If these three requirements are met, a single dose of oral doxycycline should be administered within the first 72 hours after tick removal. If the bite does not satisfy the requirements of a high-risk bite, the guidelines recommend against prophylactic antibiotics.

Boy hiking through a forest

Diagnosis of Lyme Disease

Because so many of the neurological symptoms associated with Lyme disease are non-specific, diagnosis of Lyme can be quite complicated. According to the draft guidelines, certain conditions are more suggestive of Lyme, and when combined with a reasonable exposure to high-risk ticks warrant Lyme testing.
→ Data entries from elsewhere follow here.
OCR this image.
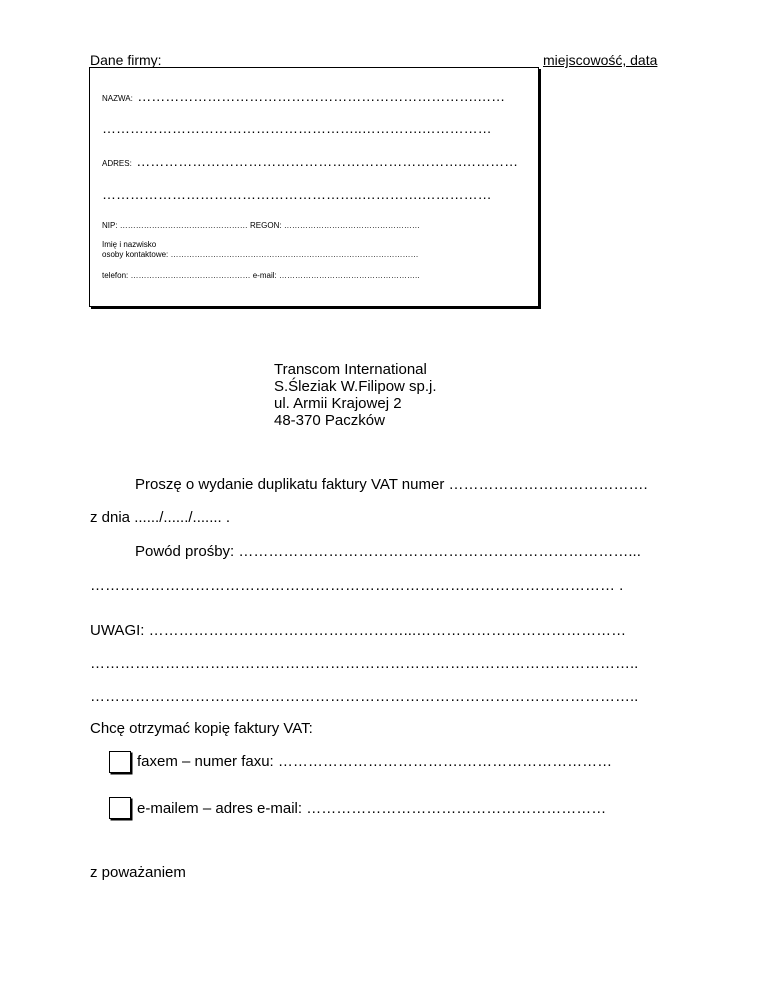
Dane firmy:	miejscowość, data
NAZWA: ……………………………………………………………….……
………………………………………………..………….……………
ADRES: …………………………………………………………….…………
………………………………………………..………….……………
NIP: ………………………………………… REGON: ……………………………………………
Imię i nazwisko
osoby kontaktowe: …………………………………………………………………………………
telefon: ……………………………………… e-mail: ……………………………………………..
Transcom International
S.Śleziak W.Filipow sp.j.
ul. Armii Krajowej 2
48-370 Paczków
Proszę o wydanie duplikatu faktury VAT numer ………………………………….
z dnia ....../....../....... .
Powód prośby: ……………………………………………………………………...
…………………………………………………………………………………………… .
UWAGI: ……………………………………………...……………………………………
………………………………………………………………………………………………..
………………………………………………………………………………………………..
Chcę otrzymać kopię faktury VAT:
faxem – numer faxu: ……………………………….…………………………
e-mailem – adres e-mail: ……………………………………………………
z poważaniem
These include:

  • Meningitis,
  • Radiculoneuritis,
  • Mononeuropathy multiplex, and
  • Acute cranial nerve neuropathies.

However, Lyme testing is not recommended for other neurological or psychiatric conditions, including developmental, behavioral or psychiatric disorders in children.

Treatment of Lyme Disease and Post-Lyme Disease Syndrome

Appropriate treatment of erythema migrans is one of the less controversial aspects of the Lyme wars, and the guidelines recommend a ten-day course of doxycycline, or a 14-day course of amoxicillin, cefuroxime, or phenoxymethylpenicillin when the characteristic rash appears.

Post-Lyme disease syndrome is where the Lyme Wars truly rage on, and the draft guidelines do address this concern.They do not recommend additional antibiotics when symptoms persist or nonspecific symptoms arise after appropriate treatment for Lyme disease. Particularly when there is no evidence of reinfection or treatment failure, additional antibiotic treatment does not appear to provide benefit. Further, the guidelines offer direction for evaluating patients in this circumstance, as other issues may be responsible for the symptoms.

Moving Forward: Lyme Disease Research Needs

The Lyme wars won’t be coming to an end because of the new draft guidelines. The guidelines call for further research into “poorly understood symptom complexes that lack a unifying medical diagnosis.” Until we have high-quality research into these issues that are commonly lumped into the “chronic Lyme disease” category, the war will rage on.

In the meantime, the 2019 Guidelines for the Prevention, Diagnosis, and Treatment of Lyme Disease are available for in-depth review. Public commentary is open until August 10, 2019. Since neurologists are on the front lines of the “Lyme wars” their input is critical.